S017 トーヤの日常 (1)

 ダンジョン探索の合間の休息日、オレは一人、街中へと足を運んでいた。

 一応、ナオも誘ったんだが、「しんどい。寝る」と言って断られてしまった。

 ま、ハルカたちとなんか作ってたみたいだし、仕方ねぇか。

 平時でも色々とやることがあるメンバーに対して、オレって戦う事しかできないからなぁ。

 生産系と思って取った【鍛冶】スキルも、トミーの登場でほぼ無意味になったし。

 保存庫に詰め込むための鍋が必要数揃った今となっては、たまに追加で作る程度で、あとは完全に趣味の領域。

 難しい鍛冶製品を作るときには、全くお声が掛からなくなってしまった。

 プロに発注するだけの資金的余裕もあるし。

 ちなみにオレが最近作っているのは、手裏剣。

 トゲトゲが付いてる奴じゃなくて、棒手裏剣の方な。

 理由は単純。

 使えたら格好よさげだから!

 サッと引き抜いて、シュパッと投げたいとか、男が10人いれば、11人が思うぐらいに当然のこと。

 武器屋に行けば、普通に投げナイフとか売ってるんだが、ちょっと無骨な感じの棒手裏剣が良い。

 作る方は当然として、投げる方もコッソリ練習している段階なので、お披露目されるのはまだ先だろう。

 結構難しいんだよなぁ。

 重心とか考えねぇと、的に当たるとき、刃じゃなくて尻の方が当たることになるから。

 トミーに頼めばサクッと作ってくれるんだろうが、趣味だから問題ない。

 試行錯誤するのが楽しいのだ。

 だが、そんな趣味も今日は休み。

 程々にやるのが飽きないコツである。

「さってと、どこ行くかな……」

 遊びに出てきたは良いが、ラファンの町に遊ぶようなところなんてほぼ無いんだよなぁ。
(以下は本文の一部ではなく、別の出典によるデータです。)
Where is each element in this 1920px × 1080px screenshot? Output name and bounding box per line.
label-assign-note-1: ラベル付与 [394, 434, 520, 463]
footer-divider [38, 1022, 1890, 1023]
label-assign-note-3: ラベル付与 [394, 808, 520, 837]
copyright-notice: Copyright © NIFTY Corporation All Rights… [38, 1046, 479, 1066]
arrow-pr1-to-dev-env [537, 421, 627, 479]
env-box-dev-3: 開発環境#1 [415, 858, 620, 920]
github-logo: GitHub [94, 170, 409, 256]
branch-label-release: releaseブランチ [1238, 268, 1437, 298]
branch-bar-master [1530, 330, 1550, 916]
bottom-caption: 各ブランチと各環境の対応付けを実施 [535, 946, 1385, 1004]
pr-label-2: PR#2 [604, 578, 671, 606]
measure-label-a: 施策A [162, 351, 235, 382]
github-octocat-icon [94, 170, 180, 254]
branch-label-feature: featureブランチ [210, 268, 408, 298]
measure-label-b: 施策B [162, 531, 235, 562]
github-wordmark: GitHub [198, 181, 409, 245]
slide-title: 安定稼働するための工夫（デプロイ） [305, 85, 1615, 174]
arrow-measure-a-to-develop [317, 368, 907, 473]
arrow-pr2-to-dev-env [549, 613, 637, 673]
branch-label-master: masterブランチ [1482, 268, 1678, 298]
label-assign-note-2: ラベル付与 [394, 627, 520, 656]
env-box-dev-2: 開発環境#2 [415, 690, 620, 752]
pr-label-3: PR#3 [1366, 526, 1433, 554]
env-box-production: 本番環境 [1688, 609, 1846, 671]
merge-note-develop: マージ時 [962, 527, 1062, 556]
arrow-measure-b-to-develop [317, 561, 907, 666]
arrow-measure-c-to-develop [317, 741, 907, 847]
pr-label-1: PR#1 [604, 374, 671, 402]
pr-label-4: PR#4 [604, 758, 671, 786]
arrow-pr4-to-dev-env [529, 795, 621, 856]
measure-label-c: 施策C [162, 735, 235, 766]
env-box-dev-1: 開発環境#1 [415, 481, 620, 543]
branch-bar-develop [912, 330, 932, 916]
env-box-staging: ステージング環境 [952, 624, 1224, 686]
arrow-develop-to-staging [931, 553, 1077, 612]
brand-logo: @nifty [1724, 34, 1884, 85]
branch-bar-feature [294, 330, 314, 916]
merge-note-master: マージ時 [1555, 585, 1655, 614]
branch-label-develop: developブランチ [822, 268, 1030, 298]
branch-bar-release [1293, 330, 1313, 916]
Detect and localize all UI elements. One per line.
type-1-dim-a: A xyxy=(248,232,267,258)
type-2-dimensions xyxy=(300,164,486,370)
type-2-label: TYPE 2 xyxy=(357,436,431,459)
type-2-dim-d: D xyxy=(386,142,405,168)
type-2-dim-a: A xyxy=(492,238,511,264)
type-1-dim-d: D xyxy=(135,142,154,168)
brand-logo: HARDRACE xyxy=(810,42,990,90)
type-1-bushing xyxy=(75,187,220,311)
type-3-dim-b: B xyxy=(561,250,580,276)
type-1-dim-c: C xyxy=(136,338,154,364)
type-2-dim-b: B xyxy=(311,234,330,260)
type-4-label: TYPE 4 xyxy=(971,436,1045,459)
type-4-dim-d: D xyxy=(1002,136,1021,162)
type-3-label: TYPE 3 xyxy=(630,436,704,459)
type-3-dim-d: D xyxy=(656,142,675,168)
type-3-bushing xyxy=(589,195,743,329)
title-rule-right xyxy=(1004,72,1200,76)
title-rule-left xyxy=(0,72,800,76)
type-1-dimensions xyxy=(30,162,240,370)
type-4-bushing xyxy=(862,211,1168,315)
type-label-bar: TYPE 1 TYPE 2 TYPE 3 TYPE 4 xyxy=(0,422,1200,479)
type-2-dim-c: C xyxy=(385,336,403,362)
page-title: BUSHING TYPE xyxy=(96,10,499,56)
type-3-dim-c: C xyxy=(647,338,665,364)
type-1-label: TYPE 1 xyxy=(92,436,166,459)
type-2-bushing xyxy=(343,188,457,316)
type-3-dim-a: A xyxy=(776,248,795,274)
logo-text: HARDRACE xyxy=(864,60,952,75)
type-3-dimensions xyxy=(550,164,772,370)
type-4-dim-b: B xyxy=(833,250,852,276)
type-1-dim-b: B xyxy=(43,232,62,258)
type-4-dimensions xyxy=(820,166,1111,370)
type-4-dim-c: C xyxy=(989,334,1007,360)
 ピニングあたりなら劇場もあるみたいなんだが、オレはあんま演劇に興味ねぇし。

 もっと庶民的な、寄席みたいな物があれば、行ってみたい気もするが、残念ながらそれも無いし、大道芸的な物も無い。

 じゃあ、この町の庶民の娯楽は何かと言えば、『飲む、打つ、買う』。

 飲むは……無しだな。

 エールもハルカたちに冷やしてもらえれば、それなりに飲めるが、『飲める』だけで飲みたいわけじゃねぇし。ワインなんかも同様。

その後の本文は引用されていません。